Mordon permitted himself a wintry smile. “That’s truer than you know.”
“There’s been no answer to our letter,” Barney said.
“Surely he’s gotten it by now.” Today was Tuesday, and the letter had been sent last Thursday.
“Either he’s not gonna get it,” Barney said, “because his people don’t know where he is, or he’s too smart to fall for the stunt.”
“This isn’t what you’re here to tell me.”
“Last Wednesday,” Barney said, “there was a break-in at a fur storage place out in Astoria. Looks like an inside job, nothing busted to get in, alarms switched off, a bunch of valuable mink coats just up and walk off the property. But the Burglary Squad takes prints, just to see if there’s any strangers that the inside man let in, and there’s our friend Fredric Urban Noon.”
“He stole the coats?”
“You can’t prove it, not in a court of law,” Barney said. “Fingerprints will tell you where a guy was, but they can’t tell you when he was there.
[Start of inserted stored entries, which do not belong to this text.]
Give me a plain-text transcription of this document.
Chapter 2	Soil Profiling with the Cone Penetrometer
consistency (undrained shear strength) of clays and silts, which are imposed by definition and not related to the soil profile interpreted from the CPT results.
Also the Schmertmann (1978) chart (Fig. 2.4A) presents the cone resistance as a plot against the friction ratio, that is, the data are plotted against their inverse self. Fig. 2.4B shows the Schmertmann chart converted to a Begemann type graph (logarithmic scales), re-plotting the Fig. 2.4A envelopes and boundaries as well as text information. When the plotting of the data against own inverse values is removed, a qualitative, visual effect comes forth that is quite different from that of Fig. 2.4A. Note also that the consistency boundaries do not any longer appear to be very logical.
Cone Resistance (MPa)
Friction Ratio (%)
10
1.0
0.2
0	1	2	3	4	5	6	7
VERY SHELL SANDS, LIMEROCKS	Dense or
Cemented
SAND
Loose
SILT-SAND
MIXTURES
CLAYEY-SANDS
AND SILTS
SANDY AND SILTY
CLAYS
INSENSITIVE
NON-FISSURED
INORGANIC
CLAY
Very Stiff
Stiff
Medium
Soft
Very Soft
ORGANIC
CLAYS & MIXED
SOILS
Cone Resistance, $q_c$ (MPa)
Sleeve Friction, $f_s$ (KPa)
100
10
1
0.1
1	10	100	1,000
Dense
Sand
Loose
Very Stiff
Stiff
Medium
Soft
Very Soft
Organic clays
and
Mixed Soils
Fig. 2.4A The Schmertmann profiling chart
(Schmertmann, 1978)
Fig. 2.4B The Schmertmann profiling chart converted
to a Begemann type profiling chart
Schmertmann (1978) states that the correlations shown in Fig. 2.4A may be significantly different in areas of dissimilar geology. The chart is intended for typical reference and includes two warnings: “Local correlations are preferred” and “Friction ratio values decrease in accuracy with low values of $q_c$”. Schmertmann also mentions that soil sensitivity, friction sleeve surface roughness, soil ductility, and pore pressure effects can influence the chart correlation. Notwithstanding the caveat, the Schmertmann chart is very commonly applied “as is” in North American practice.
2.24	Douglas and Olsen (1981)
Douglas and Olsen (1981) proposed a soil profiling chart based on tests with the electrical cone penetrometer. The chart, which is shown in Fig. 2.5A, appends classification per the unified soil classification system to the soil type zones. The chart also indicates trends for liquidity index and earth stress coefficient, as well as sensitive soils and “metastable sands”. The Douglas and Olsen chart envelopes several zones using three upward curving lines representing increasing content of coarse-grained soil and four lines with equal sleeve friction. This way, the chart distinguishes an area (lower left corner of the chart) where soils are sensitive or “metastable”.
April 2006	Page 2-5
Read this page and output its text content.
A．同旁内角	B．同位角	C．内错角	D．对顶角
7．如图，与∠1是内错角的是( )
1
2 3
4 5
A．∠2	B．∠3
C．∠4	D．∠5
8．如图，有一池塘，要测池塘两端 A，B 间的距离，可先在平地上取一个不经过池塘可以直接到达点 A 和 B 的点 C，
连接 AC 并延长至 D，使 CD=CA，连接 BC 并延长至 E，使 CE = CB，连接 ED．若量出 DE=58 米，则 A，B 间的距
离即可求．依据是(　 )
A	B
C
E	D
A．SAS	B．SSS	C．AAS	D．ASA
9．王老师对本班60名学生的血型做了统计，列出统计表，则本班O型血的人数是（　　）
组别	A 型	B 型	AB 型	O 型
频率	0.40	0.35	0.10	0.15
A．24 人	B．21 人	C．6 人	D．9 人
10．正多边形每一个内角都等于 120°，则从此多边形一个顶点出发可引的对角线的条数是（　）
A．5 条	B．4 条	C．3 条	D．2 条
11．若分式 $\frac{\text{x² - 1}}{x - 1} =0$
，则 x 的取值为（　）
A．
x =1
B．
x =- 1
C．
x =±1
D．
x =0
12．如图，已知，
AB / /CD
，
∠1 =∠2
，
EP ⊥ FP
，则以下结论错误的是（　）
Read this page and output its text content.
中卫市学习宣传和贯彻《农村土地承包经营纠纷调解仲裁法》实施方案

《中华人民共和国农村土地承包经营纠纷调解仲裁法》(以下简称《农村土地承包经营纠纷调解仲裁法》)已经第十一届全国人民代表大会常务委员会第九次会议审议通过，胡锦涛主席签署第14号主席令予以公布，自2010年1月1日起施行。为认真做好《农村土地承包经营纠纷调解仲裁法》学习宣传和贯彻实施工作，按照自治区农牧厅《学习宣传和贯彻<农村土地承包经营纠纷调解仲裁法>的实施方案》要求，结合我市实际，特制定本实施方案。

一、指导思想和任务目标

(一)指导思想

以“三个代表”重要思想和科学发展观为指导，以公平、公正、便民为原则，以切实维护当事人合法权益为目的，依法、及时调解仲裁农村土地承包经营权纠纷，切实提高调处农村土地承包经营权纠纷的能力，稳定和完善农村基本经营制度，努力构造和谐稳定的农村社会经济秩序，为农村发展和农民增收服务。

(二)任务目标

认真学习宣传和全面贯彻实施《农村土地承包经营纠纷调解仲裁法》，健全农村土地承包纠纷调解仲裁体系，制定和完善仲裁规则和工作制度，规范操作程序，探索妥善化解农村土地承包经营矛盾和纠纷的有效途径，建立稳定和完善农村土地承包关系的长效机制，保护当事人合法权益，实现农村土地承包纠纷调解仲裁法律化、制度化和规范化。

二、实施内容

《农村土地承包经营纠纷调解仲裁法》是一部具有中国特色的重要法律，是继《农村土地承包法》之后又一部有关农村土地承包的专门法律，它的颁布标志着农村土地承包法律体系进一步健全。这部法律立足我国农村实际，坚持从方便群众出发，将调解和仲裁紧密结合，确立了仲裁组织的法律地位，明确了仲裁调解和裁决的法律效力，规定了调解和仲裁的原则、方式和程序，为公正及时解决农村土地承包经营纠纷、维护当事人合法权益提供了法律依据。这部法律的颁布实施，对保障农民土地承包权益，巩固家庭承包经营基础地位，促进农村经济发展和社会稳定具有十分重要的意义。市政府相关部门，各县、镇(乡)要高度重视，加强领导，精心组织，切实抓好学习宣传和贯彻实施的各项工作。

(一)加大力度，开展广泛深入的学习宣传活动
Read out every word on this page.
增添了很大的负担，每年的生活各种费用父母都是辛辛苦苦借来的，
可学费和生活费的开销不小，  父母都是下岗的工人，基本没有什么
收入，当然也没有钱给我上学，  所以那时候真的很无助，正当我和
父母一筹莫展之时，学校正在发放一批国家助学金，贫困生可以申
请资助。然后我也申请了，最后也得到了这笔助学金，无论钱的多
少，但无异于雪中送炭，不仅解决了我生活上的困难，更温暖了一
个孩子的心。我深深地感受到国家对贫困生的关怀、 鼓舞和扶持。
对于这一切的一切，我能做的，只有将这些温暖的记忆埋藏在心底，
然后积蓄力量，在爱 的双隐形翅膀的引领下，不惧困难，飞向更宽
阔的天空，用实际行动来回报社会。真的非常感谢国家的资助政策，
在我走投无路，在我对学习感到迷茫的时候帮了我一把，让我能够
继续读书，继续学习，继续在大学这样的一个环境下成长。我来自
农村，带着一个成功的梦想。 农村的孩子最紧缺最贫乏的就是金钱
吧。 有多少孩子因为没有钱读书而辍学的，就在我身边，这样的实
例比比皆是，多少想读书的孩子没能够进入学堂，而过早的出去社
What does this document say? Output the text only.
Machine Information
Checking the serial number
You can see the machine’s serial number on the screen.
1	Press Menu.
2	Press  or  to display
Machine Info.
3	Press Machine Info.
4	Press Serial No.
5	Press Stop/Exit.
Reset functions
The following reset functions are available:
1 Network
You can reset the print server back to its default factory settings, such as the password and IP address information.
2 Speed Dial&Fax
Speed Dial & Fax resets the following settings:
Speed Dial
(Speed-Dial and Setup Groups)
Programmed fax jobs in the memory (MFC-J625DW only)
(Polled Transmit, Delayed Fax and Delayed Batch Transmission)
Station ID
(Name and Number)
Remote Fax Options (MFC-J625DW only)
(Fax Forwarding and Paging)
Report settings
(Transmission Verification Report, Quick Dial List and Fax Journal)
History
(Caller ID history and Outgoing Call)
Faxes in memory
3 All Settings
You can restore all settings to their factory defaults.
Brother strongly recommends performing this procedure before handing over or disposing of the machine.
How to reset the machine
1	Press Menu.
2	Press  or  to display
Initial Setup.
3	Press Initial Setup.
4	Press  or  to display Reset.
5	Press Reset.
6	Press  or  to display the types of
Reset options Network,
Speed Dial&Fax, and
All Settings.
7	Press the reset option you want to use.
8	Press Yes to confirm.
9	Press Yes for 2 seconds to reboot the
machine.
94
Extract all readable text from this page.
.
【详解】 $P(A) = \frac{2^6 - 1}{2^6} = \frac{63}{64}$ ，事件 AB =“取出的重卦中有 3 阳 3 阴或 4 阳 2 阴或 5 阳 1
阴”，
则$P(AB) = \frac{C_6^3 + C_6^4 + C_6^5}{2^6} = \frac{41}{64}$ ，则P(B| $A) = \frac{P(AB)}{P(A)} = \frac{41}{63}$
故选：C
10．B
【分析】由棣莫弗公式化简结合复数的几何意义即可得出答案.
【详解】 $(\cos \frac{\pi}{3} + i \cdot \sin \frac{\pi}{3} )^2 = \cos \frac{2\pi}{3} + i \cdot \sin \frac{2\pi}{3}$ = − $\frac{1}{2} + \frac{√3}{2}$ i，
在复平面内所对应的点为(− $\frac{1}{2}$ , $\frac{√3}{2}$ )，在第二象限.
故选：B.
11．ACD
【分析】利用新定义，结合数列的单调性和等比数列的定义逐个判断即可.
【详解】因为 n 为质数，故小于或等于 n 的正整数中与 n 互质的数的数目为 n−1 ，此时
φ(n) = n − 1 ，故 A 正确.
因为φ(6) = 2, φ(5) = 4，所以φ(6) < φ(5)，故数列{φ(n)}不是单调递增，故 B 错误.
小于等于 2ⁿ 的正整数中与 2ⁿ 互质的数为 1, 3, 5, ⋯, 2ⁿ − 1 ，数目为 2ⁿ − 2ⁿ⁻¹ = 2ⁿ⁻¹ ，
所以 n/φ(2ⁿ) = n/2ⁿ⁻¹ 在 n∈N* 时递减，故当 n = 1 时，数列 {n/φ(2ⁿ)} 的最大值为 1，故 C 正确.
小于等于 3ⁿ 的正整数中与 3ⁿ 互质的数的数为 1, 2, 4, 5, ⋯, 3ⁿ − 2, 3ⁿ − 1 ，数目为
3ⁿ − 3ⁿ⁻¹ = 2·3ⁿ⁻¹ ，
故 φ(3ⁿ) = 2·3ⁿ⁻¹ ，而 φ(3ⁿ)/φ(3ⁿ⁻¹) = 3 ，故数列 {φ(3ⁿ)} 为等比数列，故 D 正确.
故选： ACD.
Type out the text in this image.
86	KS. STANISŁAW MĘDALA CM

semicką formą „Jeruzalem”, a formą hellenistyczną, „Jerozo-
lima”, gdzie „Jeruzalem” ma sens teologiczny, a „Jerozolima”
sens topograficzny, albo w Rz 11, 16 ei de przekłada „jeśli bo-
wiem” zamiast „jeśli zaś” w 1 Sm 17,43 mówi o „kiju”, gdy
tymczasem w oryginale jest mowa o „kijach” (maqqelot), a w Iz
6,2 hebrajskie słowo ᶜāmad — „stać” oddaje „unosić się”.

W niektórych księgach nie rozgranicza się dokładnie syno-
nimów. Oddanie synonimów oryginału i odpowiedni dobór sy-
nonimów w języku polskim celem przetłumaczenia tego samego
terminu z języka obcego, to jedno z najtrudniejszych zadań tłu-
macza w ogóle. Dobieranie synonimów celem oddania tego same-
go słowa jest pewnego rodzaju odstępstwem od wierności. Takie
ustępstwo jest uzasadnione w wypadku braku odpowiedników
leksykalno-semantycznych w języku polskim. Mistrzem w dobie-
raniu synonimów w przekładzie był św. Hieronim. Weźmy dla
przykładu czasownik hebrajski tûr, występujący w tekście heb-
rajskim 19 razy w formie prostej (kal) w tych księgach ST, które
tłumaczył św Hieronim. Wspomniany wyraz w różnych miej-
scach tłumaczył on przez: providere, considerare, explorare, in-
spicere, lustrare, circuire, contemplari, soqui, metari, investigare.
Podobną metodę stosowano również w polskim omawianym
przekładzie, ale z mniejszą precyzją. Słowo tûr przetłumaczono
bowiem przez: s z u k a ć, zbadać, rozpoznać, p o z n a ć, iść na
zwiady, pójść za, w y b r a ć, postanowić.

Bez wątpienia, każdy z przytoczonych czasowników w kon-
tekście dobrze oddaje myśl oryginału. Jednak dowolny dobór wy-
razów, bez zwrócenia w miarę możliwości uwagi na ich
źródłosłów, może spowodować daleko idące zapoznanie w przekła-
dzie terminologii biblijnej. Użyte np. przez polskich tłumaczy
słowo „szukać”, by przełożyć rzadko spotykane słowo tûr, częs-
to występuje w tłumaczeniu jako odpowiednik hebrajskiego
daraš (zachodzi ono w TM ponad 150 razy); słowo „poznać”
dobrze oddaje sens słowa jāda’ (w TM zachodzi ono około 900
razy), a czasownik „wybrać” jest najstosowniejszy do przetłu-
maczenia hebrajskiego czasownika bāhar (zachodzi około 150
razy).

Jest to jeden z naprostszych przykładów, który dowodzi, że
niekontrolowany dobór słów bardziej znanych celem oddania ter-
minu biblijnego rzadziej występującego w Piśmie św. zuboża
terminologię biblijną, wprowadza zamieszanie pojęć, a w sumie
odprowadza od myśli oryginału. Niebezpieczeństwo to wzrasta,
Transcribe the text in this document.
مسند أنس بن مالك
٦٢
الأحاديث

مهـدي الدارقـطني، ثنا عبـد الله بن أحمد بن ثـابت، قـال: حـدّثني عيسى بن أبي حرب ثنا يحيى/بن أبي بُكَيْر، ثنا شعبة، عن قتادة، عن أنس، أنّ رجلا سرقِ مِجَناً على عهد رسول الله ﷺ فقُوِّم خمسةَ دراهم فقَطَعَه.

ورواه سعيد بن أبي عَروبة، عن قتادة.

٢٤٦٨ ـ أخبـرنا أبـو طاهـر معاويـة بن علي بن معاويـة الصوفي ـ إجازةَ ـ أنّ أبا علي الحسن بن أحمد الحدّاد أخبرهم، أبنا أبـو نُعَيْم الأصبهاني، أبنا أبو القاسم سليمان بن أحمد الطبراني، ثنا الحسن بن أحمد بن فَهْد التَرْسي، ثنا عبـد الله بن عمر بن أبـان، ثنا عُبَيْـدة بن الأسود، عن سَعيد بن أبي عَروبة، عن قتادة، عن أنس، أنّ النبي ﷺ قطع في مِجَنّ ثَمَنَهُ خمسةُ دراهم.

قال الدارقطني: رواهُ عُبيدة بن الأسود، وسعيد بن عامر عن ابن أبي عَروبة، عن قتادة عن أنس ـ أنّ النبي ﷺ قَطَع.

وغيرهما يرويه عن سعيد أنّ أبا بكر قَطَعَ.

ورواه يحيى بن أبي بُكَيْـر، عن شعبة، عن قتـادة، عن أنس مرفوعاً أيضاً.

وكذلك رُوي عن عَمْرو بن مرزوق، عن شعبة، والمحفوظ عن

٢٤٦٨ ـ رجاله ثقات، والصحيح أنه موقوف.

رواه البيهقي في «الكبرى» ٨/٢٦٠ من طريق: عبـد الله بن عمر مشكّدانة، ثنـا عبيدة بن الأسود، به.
Anyway, the week before that, either Wednesday or Thursday, they can’t be sure, a bunch of diamonds went missing on West Forty-seventh Street. Again, looks like an inside job, no alarms touched, nobody suspicious around, just the diamonds are gone.”
“And they found Noon’s fingerprints,” Mordon finished.
Barney grinned at him. “You know they did.”
“Of course,” Mordon said, realizing. “He can’t wear gloves.”
Barney raised an eyebrow. “What’s that supposed to mean?”
“Nothing. Go on.”
Barney thought about that, then shrugged and decided to let it go, to get back to his own flow of events. His smile when he looked at Mordon now was proprietary, the way he might smile at his restaurant. “Fredric Noon’s an interesting guy, isn’t he?”
/> “You said that before.”
“I’m saying it again. He’s an interesting guy. And you’re gonna tell me why.”
“I don’t think so,” Mordon said, “but I’ll be happy to tell my client what you just said.” And he reached for the door handle.
“Don’t be stupid, Mr. Leethe,” Barney said.
Mordon looked at him in surprise, and Barney wasn’t smiling anymore. “Am I being stupid?”
“Not yet. It’s true some of the shooflys would like to nail my nuts to a courthouse bench, but I also got friends here and there in the department, what with one thing and another.”
“I’m sure you do.”
“Now, if I was to go to those friends,” Barney said, “and tell them you tried to suborn me and bribe me to pass along classified NYPD information—”
“They’d laugh at you,” Mordon said. “I’d laugh at you.”
“You think so?” Barney’s eyes were now cold as ice. “You think I haven’t been wired with you, Mr. Leethe? You think I’m so stupid I don’t have selected tapes from our conversations that make you the heavy and me the virgin? Do you have tapes, Mr. Leethe?”
It had never occurred to Mordon that he might need such items. He stared at Barney, unable to think of a thing to say.
Barney could think of what to say. Patting Mordon’s knee, the gesture sympathetic, he said, “You got a partner now, Mr. Leethe. So tell me the story.”
Mordon told him the story.
19
“The house is haunted, you know,” Mrs. Krutchfield said.
The young woman signing the register looked less than overwhelmed. “Oh, yeah?”
“Many of our guests have seen . . . strange things.”
“I do too sometimes,” the young woman said, and extended her credit card.
Dealing with the card, looking at the information the young woman had written on the register—Peg Briscoe, and an address in Brooklyn and the license number of that van outside—Mrs. Krutchfield was not at all surprised that this guest was a New Yorker.
City people, they think they know it all. Mrs. Krutchfield, a buxom motherly woman rather beyond a certain age, was sorry, but she just couldn’t help it, New Yorkers rubbed her the wrong way, they always had. They were never impressed by anything. You can take your tourist families from faraway places like Osaka, Japan, and Ionia, Iowa, and Urbino, Italy, and Uyuni, Bolivia—and Mrs. Krutchfield could show you all of them in her visitors’ book with their very excellent comments—and you could show them your wonders of the Hudson River valley, and you could just happen to mention that this lovely old pre-Revolution farmhouse, now The Sewing Kit bed-and-breakfast outside Rhinebeck, was known to be haunted by a British cavalry officer slain under this very roof in 1778, and those people are, in two words, im pressed.